L’adoption, en 2000, de la Loi sur l’administration publique s’inscrit comme une étape importante dans la quête d’une gestion publique performante. Son but est à l’évidence d’apporter une réponse positive et crédible à la question centrale que (se) pose Pierre Cliche : « Peut-on dire que la prise de décision publique s’appuie aujourd’hui sur les informations issues de la gestion axée sur les résultats? » (p. 122). Le lecteur est invité à constater qu’il demeure une (trop) forte marge de progression dans le processus d’instauration d’une nouvelle culture managériale tournée vers la transparence et la reddition des comptes. Dans un registre en apparence tout autre, ce sont pourtant aussi des obstacles à un changement de gouvernance qu’observe Benjamin Lefebvre dans son analyse de la politique de soutien du revenu agricole au Québec : les effets pervers des programmes d’assurance stabilisation de ce revenu ont largement dissuadé les producteurs d’opérer une meilleure anticipation des risques du marché. Le Québec paraît se caractériser aussi par la difficulté à convertir en transferts technologiques et donc en retombées commerciales l’investissement consenti dans le domaine de la recherche et de l’innovation : Nathalie Saint-Pierre et Robert Bernier pointent les obstacles d’origine mi-culturelle et mi-corporatiste qui entravent les échanges entre l’université et l’industrie.

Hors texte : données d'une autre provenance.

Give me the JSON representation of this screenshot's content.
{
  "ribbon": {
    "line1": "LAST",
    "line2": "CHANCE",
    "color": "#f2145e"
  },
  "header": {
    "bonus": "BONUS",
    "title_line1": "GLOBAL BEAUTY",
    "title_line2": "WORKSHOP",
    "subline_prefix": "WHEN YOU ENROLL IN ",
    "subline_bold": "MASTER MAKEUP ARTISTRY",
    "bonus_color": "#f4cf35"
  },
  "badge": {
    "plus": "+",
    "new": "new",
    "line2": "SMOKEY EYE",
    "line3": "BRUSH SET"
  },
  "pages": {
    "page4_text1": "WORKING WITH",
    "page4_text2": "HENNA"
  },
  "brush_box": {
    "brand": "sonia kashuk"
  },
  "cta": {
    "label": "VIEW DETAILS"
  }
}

Parmi les facteurs les plus structurants appelés à modeler les choix politiques, il convient de retenir l’évolution démographique : au cours des 15 prochaines années, la population des personnes âgées de 65 ans et plus va en effet doubler, pour atteindre 2,3 millions de personnes en 2031. De telles données ne sont pas étrangères à la proposition de Jean-Louis Denis et Johanne Préval de repenser le système de santé en termes de « gouvernance clinique ». La situation démographique du Québec ne sera pas non plus sans effets pratiques sur le recrutement de l’administration d’État : alors que d’ici 2020 le Québec devra remplacer plus du quart de sa population active – pas moins de 1 400 000 postes… –, la fonction publique québécoise arrive seulement en cinquième rang parmi les choix d’orientation professionnelle (p. 24-25).

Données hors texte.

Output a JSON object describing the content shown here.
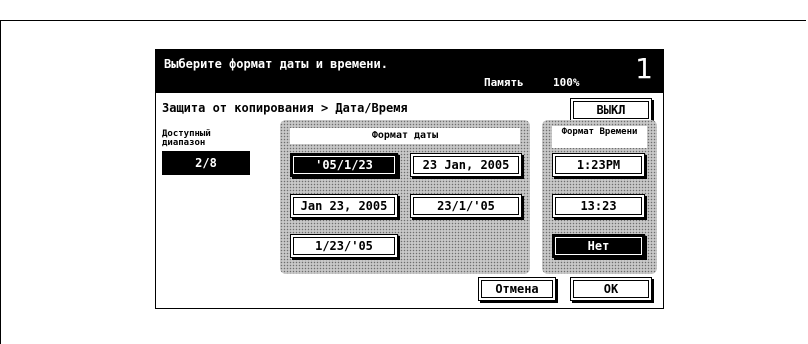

Dresser en un volume, fût-il à la fois substantiel et sectoriellement diversifié, les défis que rencontre l’action étatique d’une formation sociale représente une véritable gageure. S’agissant du Québec, l’aventure pourrait bien se doubler d’une difficulté mais aussi d’un intérêt supplémentaires. Le chapitre consacré à la politique d’immigration mentionne de façon en apparence incidente que « l’État a, en quelque sorte, remplacé l’Église comme institution principale de la Belle province ». Cette remarque est tout sauf anodine : la Révolution tranquille a en effet souvent été identifiée à ce passage fondamental de relais. Cette forme de filiation – ou d’engendrement… – a structurellement doté l’État d’une mission et d’une vocation qui sont indissociables du « modèle québécois » et qui ne sauraient donc trouver leur plein accomplissement dans la seule fonction managériale de l’administration publique. Bien sûr, telle n’était pas la visée de ce projet éditorial, mais il n’est pas pour autant illégitime, pour élucider les défis portés aujourd’hui par l’État, de s’interroger sur la façon de rapporter l’utopie de la Révolution tranquille ainsi que ses avatars contemporains – transitions ou ruptures? – au « grand récit » québécois.